Fill vertex v with water. Then v and all its children are filled with water.
Empty vertex v. Then v and all its ancestors are emptied.
Determine whether vertex v is filled with water at the moment.
Initially all vertices of the tree are empty.
Mike has already compiled a full list of operations that he wants to perform in order. Before experimenting with the tree Mike decided to run the list through a simulation. Help Mike determine what results will he get after performing all the operations.

Input
The first line of the input contains an integer n (1 ≤ n ≤ 500000) — the number of vertices in the tree. Each of the following n - 1 lines contains two space-separated numbers ai, bi (1 ≤ ai, bi ≤ n, ai ≠ bi) — the edges of the tree.

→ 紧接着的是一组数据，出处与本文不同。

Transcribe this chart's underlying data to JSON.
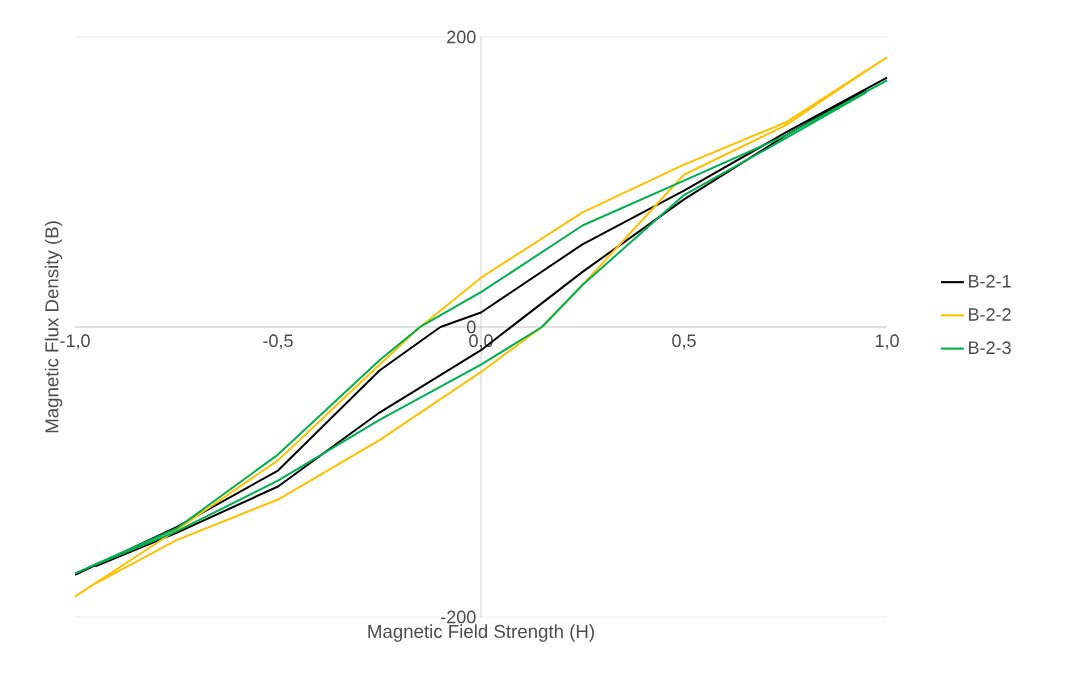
{
  "chart_data": {
    "type": "line",
    "xlabel": "Magnetic Field Strength (H)",
    "ylabel": "Magnetic Flux Density (B)",
    "xlim": [
      -1,
      1
    ],
    "ylim": [
      -200,
      200
    ],
    "xticks": [
      {
        "value": -1,
        "label": "-1,0"
      },
      {
        "value": -0.5,
        "label": "-0,5"
      },
      {
        "value": 0,
        "label": "0,0"
      },
      {
        "value": 0.5,
        "label": "0,5"
      },
      {
        "value": 1,
        "label": "1,0"
      }
    ],
    "yticks": [
      -200,
      0,
      200
    ],
    "grid": "y",
    "legend": "right",
    "marker": "none",
    "series": [
      {
        "name": "B-2-1",
        "color": "#000000",
        "x": [
          -1,
          -0.75,
          -0.5,
          -0.25,
          -0.1,
          0,
          0.25,
          0.5,
          0.75,
          1
        ],
        "values": [
          -171,
          -138,
          -99,
          -30,
          0,
          10,
          57,
          94,
          134,
          172
        ]
      },
      {
        "color": "#000000",
        "x": [
          -0.95,
          -0.75,
          -0.5,
          -0.25,
          0,
          0.25,
          0.5,
          0.75,
          0.95
        ],
        "values": [
          -165,
          -142,
          -110,
          -59,
          -16,
          38,
          88,
          132,
          164
        ]
      },
      {
        "name": "B-2-2",
        "color": "#ffc000",
        "x": [
          -1,
          -0.75,
          -0.5,
          -0.25,
          -0.15,
          0,
          0.25,
          0.5,
          0.75,
          1
        ],
        "values": [
          -186,
          -140,
          -92,
          -26,
          0,
          34,
          79,
          112,
          141,
          186
        ]
      },
      {
        "color": "#ffc000",
        "x": [
          -0.95,
          -0.75,
          -0.5,
          -0.25,
          0,
          0.15,
          0.25,
          0.5,
          0.75,
          0.95
        ],
        "values": [
          -177,
          -147,
          -119,
          -78,
          -31,
          0,
          29,
          105,
          139,
          177
        ]
      },
      {
        "name": "B-2-3",
        "color": "#00b050",
        "x": [
          -1,
          -0.75,
          -0.5,
          -0.25,
          -0.15,
          0,
          0.25,
          0.5,
          0.75,
          1
        ],
        "values": [
          -170,
          -139,
          -88,
          -23,
          0,
          24,
          70,
          101,
          132,
          170
        ]
      },
      {
        "color": "#00b050",
        "x": [
          -0.95,
          -0.75,
          -0.5,
          -0.25,
          0,
          0.15,
          0.25,
          0.5,
          0.75,
          0.95
        ],
        "values": [
          -164,
          -141,
          -106,
          -64,
          -26,
          0,
          29,
          91,
          130,
          162
        ]
      }
    ]
  }
}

The next line contains a number q (1 ≤ q ≤ 500000) — the number of operations to perform. Each of the following q lines contains two space-separated numbers ci (1 ≤ ci ≤ 3), vi (1 ≤ vi ≤ n), where ci is the operation type (according to the numbering given in the statement), and vi is the vertex on which the operation is performed.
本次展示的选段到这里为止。